3. Affordable Coverage – “Bae, you won’t believe it, but my new security job provides full benefits, and it only costs us $195.97 per month for the entire family!” Unfortunately, the itemized expense receipt starts adding up as soon as an employee crosses the threshold into a medical facility and each aspect utilized is charged back to them at a premium. When the bill comes in, the employee realizes they have been paying for what many call a “masked” benefit plan. The employer plans nothing, the employee pays a fee for their plastic “health” card but in the end, it’s just a façade. 

The previous terms barely skim the immense surface of business terms that have been around prior to the ACA but have changed in definition since. The following are terms that have emerged solely because of the ACA.

1. 226-J Letter – This is the critical letter that employers do not want to receive. The letter states that an employer has not meet the standards of or was late in filing their ACA Compliance and therefore are informed of their infraction and charged a hefty monetary penalty. These penalties have increased annually and, depending on employee size, can lead to employers paying hundreds of thousands of dollars in fines to the IRS.

2. Employer Mandate – The list of tasks an employer must complete in order to remain compliant to the ACA to avoid receiving one of those very expensive IRS penalty letters. These tasks include, but are not limited to: 

  • Tracking employee hours
  • Calculations for affordability of plans
  • Monthly updates of codes and employee contribution of benefits to populate the 1095’c form
  • Completing a 1095c for each employee and a 1094c for the employer and distributing that to the employee and IRS on the deadlines mandated (March 2nd for distribution of 1095c’s to employees and March 31st deadline for electronic filing to the IRS)

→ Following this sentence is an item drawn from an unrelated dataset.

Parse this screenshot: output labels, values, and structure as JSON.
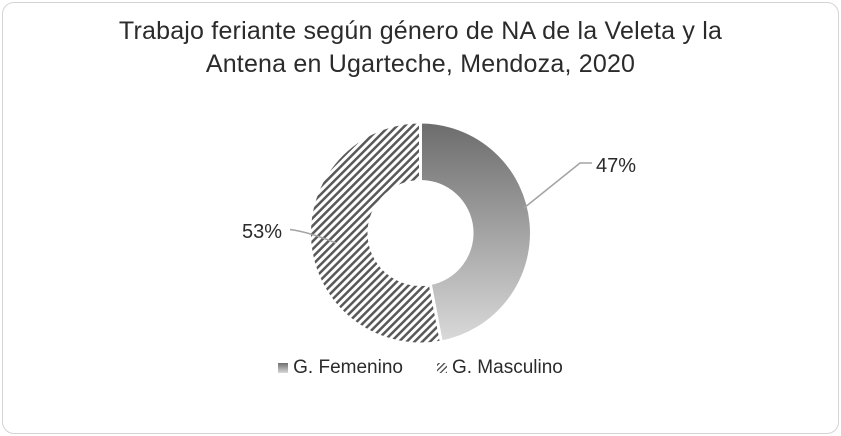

3. Applicable Large Employer (ALE) – An employer who employees, on average, above 50 or more full time equivalent employees per month throughout the year.

4. Breaks in Service – This term specifically refers to the time limit mandated by the ACA in which an employee does not have hours worked but remains an ongoing employee of the company. The limit to this “break in service” is 13 weeks. This was implemented due to bad business practices terming employees prematurely so that benefits would not have to be offered or, so they were never considered a full-time employee.

5. The Marketplace – This is the general term that has become very popular to describe HealthCare.gov or the states’ individual site in which one can go to select health benefits that meet the ACA standards when those standards have not been met by their employer. Many states offer their own marketplaces while the federal government manages a Marketplace exchange for any resident in any state. Once an employee receives coverage from the Marketplace, this will signal penalties for the employer. Many believe that each site or provider is individually funded or privately subsidizes the insurance when in most cases, it is the federal government.


As you can see, we can go on and create a new glossary of ACA terms specific to how businesses describe functions post Affordable Care Act. This glossary in only a fraction of terms that an employer must know to stay compliant. It is best to find an ACA reporting software that will keep up to date with compliance and ultimately will also save organizations time and money by reporting swiftly and accurately. Otherwise, an employer can face large penalties and their business can be impacted greatly.